The answer from G2G is exactly right. There is no value in a burst setting as this is something the gunner can already control. The value of variable cyclic rate is that bullets are better dispersed in time within a burst.
Consider that studies on artillery effects determined that the most casualties were achieved in the first few seconds of a bombardment because that was the time it took persons in the target area to recognize what was happening and properly react. The same moment of vulnerabilty exists for a dismounted enemy obliviously wandering into an ambush or kill-zone. To exploit that moment of vulnerability you want the highest possible rate of fire through that brief period - that means machine guns firing with a high cyclic rate in long bursts with short pauses in between.

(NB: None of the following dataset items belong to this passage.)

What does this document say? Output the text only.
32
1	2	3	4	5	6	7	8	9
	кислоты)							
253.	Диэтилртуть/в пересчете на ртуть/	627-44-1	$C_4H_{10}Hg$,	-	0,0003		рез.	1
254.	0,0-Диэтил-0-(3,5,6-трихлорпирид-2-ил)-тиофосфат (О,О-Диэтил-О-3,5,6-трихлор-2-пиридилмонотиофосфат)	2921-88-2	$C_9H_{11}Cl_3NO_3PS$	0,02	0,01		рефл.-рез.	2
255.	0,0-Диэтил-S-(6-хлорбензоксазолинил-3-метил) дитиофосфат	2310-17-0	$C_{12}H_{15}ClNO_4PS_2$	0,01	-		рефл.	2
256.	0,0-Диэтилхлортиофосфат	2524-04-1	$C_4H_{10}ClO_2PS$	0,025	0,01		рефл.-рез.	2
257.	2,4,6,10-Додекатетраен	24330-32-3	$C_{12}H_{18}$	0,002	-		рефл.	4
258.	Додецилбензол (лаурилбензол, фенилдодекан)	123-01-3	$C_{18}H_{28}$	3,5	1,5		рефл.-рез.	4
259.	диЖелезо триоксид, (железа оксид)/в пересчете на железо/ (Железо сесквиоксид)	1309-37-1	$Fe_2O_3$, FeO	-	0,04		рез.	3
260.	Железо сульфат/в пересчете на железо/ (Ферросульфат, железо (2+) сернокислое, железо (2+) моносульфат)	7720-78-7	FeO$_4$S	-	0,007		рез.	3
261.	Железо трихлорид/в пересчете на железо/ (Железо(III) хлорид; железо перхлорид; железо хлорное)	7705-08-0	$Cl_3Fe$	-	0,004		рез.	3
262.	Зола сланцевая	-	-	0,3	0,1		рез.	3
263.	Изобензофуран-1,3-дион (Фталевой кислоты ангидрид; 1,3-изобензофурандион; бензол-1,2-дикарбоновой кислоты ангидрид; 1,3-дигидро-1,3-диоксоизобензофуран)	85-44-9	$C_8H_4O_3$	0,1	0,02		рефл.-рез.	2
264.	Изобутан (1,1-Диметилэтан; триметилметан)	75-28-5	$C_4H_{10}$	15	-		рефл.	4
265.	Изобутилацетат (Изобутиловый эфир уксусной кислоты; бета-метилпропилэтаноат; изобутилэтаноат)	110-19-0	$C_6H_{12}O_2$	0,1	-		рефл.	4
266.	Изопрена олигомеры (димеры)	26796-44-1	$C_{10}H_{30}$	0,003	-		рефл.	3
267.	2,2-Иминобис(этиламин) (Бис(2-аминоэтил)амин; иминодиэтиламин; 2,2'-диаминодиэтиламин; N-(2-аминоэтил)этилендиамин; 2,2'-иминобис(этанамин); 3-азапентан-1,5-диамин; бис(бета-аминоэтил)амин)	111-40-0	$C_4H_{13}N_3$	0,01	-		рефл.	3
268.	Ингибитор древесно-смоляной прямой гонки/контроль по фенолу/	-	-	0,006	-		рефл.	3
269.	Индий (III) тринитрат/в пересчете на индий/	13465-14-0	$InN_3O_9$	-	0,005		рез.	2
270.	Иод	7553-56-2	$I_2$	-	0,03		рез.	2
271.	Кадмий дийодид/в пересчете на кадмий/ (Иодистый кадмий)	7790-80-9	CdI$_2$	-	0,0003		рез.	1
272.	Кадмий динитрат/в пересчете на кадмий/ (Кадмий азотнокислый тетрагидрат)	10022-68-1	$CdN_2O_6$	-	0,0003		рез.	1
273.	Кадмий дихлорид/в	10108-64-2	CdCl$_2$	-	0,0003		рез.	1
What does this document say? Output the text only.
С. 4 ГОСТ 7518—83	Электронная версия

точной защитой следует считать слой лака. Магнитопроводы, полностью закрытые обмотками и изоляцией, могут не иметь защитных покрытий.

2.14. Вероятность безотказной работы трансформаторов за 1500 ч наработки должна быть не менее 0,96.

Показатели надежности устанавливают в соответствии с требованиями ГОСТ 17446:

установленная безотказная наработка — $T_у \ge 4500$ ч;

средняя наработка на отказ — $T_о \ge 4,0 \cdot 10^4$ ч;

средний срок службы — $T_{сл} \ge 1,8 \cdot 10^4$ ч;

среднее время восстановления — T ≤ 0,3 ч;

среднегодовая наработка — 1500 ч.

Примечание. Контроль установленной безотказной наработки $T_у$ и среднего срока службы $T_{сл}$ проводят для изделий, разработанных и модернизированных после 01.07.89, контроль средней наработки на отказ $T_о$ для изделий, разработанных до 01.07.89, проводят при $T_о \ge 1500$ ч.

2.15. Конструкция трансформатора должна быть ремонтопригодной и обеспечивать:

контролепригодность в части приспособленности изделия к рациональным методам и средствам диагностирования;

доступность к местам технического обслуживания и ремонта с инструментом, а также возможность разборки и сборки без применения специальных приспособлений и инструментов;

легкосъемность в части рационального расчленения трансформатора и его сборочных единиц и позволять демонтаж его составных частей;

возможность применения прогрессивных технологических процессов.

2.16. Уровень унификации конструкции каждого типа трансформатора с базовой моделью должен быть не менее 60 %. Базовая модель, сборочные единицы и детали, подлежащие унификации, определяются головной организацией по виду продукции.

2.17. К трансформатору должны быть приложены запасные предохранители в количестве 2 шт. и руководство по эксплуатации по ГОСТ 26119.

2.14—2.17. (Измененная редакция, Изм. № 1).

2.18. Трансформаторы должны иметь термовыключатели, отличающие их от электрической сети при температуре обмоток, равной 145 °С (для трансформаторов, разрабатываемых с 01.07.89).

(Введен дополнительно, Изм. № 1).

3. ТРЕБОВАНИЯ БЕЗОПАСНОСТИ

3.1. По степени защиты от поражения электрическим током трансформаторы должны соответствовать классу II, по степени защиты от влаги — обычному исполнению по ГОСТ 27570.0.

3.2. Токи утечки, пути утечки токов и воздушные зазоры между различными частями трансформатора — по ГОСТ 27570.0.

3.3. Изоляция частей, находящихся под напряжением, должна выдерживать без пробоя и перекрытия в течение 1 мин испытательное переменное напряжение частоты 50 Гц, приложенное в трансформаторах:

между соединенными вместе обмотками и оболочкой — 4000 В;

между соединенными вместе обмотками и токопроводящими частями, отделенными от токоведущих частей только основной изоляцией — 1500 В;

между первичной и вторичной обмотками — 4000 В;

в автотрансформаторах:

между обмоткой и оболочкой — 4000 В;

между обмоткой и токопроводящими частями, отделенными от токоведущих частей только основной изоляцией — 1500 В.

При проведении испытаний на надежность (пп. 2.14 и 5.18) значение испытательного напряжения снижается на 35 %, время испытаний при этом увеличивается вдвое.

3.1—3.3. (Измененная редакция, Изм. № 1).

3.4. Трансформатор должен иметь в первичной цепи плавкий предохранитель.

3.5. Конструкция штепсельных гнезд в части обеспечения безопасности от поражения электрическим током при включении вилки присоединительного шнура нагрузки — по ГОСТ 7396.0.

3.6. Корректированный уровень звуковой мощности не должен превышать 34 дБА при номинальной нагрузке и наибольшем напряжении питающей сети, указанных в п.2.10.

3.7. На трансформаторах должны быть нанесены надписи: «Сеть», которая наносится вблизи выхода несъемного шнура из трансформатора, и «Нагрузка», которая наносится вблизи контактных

Conversly, when it comes to maintaining suppression, you want to spread it out more. Even at a lowly 200 RPM, a LAV cannon fires fast enough that nobody is going to try doing anything between shots of the same burst (though, they might try the dash for glory between burts). At 900 RPM a MG can put a five round burst down range in a third of a second - if suppressing a target, most of those bullets would be traveling so closely in time as to be superflous to the desired effect (ie. most of those bullets were wasted). A 300 RPM MG could spread those same five rounds over a full second. The pause between bursts should be the same regardless of the weapon's cyclic rate - and so, through every min of firing the 300 RPM MG reduces the number of rounds fired by a handfull.